The main histologic differential diagnosis includes a spindle cell variant of medullary carcinoma, undifferentiated (anaplastic) carcinoma, and spindle epithelial tumor with thymus-like differentiation (SETTLE). The spindle cell variant of medullary carcinoma affects an older age group and is positive for synaptophysin, chromogranin, and calcitonin. The presence of amyloid deposits and neuroendocrine nuclear features favor medullary carcinoma. The undifferentiated carcinoma is uniformly positive for cytokeratin and shows an admixture of spindle cells, pleomorphic giant cells, and epithelioid cells. The poorly differentiated carcinoma shows solid cellular nests with a trabecular arrangement and is thyroglobulin and TTF-1 positive. Undifferentiated carcinomas affect an older age group than synovial sarcomas (10). SETTLE shows very similar clinical, histologic, and immunohistochemical features to synovial sarcomas, especially in the case of a monophasic pattern. SETTLE consists of bland, uniform-appearing spindle cells that merge with more epithelial-appearing structures, whereas a synovial sarcoma consists of more atypical-appearing and mitotically active tumor cells. The immunohistochemical profile of synovial sarcoma and SETTLE is very similar, but over 80% of synovial sarcomas are positive for CD99. Ultrastructural examination shows that spindle cells have a cell junction without basal lamina in SETTLE, but spindle cells of synovial sarcoma have no cell junction. Also, nests of epithelial cells in synovial sarcoma have basal lamina (11). A cytogenetic study may provide conclusive evidence to confirm the diagnosis of synovial sarcoma by detecting the SYT-SSX fusion gene transcripts using the reverse transcriptase-polymerase chain reaction method (12).

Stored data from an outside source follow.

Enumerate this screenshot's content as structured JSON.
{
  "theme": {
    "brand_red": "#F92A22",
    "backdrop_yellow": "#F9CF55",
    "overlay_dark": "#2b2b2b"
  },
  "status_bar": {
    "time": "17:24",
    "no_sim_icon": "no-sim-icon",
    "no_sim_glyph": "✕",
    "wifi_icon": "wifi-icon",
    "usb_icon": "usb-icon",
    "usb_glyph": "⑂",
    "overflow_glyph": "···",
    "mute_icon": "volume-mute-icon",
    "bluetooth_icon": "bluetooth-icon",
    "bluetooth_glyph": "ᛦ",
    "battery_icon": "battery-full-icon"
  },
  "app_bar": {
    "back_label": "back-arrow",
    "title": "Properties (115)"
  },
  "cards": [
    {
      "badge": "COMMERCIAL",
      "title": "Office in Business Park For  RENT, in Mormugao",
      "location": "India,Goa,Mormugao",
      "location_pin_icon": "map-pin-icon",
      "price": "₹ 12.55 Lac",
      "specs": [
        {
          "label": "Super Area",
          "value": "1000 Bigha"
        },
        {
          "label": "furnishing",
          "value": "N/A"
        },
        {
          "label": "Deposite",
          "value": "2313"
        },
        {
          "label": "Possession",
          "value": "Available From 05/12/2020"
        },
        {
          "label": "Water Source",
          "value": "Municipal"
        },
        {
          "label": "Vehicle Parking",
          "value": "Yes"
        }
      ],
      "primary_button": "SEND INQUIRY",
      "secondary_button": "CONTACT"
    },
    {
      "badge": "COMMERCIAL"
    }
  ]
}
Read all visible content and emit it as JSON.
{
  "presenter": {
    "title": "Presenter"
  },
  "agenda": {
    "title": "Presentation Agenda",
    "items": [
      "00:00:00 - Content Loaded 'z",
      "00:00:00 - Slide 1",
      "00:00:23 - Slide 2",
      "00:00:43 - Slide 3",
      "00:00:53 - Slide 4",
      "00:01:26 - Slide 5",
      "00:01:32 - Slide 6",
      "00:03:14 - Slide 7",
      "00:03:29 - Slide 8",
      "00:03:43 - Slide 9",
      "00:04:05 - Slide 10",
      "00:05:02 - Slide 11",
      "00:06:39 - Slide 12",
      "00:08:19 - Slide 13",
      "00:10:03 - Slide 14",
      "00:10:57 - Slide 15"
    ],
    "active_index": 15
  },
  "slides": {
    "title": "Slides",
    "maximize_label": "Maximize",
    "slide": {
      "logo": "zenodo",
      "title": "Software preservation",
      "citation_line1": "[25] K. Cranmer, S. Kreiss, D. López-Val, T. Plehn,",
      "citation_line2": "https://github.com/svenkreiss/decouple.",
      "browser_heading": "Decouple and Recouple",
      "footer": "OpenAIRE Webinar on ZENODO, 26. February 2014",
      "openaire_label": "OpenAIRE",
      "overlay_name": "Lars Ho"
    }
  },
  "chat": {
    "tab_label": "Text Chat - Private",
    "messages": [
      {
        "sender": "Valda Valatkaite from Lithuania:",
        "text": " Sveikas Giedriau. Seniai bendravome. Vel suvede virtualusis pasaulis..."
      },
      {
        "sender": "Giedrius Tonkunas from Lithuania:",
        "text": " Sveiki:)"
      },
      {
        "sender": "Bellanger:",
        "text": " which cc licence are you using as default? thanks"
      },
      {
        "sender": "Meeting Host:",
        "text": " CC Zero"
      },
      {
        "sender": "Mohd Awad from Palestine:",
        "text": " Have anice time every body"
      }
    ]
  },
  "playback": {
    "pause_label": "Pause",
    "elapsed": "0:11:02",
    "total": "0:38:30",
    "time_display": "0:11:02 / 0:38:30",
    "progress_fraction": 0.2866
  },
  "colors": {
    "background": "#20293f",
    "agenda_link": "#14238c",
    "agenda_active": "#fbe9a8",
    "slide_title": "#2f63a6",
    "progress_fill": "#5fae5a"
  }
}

Unusual locations make the diagnosis of synovial sarcoma difficult, especially when the synovial sarcoma occurs in the thyroid. Differential diagnosis from SETTLE is very difficult due to their similar clinical, histological, and immunohistochemical features. Ultrastructural and cytogenetic studies with recognition of synovial sarcoma are necessary to make a definitive diagnosis.